Personal information
- Full name: Kevin Andrew McLeod
- Date of birth: 12 September 1980 (age 45)
- Place of birth: Liverpool, England
- Position: Midfielder

Youth career
- 1996–2000: Everton Academy

Senior career*
- Years: Team / Apps / (Gls)
- 2000–2003: Everton / 5 / (0)
- 2003: → Queens Park Rangers (loan) / 8 / (2)
- 2003: → Queens Park Rangers (loan) / 1 / (0)
- 2003–2005: Queens Park Rangers / 58 / (4)
- 2005–2006: Swansea City / 45 / (7)
- 2006–2008: Colchester United / 52 / (7)
- 2008–2010: Brighton & Hove Albion / 26 / (0)
- 2010: Wycombe Wanderers / 11 / (0)
- 2010: Redbridge / 15 / (5)
- 2011: Braintree Town / 1 / (0)
- 2011: Thurrock / 1 / (0)
- Total:  / 227 / (25)

= Kevin McLeod (footballer, born 1980) =

English footballer

Kevin Andrew McLeod (born 12 September 1980) is an English former professional footballer who played as a left-sided midfielder.

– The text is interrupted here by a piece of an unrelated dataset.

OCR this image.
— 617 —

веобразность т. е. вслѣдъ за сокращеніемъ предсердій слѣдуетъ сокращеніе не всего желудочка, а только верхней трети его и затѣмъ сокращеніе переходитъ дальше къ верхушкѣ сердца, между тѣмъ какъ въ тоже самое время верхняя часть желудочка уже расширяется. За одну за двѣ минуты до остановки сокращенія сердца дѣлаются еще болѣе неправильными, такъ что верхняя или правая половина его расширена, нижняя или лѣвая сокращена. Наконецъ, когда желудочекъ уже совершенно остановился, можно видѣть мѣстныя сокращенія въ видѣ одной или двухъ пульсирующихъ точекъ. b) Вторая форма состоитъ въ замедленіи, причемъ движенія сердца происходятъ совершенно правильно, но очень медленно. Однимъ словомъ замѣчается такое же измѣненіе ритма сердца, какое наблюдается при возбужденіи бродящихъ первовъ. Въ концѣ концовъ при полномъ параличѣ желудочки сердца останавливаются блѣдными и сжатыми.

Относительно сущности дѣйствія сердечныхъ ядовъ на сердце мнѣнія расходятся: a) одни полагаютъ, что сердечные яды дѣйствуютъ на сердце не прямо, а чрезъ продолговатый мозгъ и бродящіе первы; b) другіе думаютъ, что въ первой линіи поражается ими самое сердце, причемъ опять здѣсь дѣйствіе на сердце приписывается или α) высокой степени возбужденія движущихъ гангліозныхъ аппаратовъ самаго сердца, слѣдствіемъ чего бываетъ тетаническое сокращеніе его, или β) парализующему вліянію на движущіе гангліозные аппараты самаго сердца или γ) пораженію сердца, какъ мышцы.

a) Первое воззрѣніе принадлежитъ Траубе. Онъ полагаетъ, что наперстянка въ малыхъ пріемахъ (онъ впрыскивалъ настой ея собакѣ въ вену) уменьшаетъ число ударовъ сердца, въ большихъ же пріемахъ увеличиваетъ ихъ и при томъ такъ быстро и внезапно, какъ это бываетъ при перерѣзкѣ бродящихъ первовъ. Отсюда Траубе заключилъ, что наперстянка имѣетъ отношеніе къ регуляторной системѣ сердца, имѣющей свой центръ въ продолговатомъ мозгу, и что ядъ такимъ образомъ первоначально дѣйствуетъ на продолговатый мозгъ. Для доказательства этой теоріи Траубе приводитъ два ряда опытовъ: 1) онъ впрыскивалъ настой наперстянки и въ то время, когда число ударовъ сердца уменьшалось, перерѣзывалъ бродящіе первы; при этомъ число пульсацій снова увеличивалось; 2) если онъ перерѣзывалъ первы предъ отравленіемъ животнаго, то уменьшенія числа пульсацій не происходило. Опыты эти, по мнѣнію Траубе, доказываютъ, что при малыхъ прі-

Starting his career as an Everton trainee, by 2000 he made his way into first team contention. Unable to establish himself at the Premier League side he joined Queens Park Rangers in 2003, following two successful loan spells. After two seasons with QPR, he then spent a season with Swansea City. In 2006, he moved on to Colchester United, where he spent another two years before moving on again, this time to Brighton & Hove Albion. His time at Brighton was rather less successful than at his previous clubs, and he departed in 2010 for a brief spell at Wycombe Wanderers. As of September 2010 he was playing for Redbridge in the Ryman One North.

==Playing career==
McLeod is a product of the Everton Academy. He found his first-team opportunities limited, making only five League appearances for the club, all as a substitute in the 2000–01 season. These games were both fixtures with Ipswich Town and Chelsea, and a home win over Arsenal. Over the following two seasons he boasted just a cameo FA Cup appearance, and a League Cup start.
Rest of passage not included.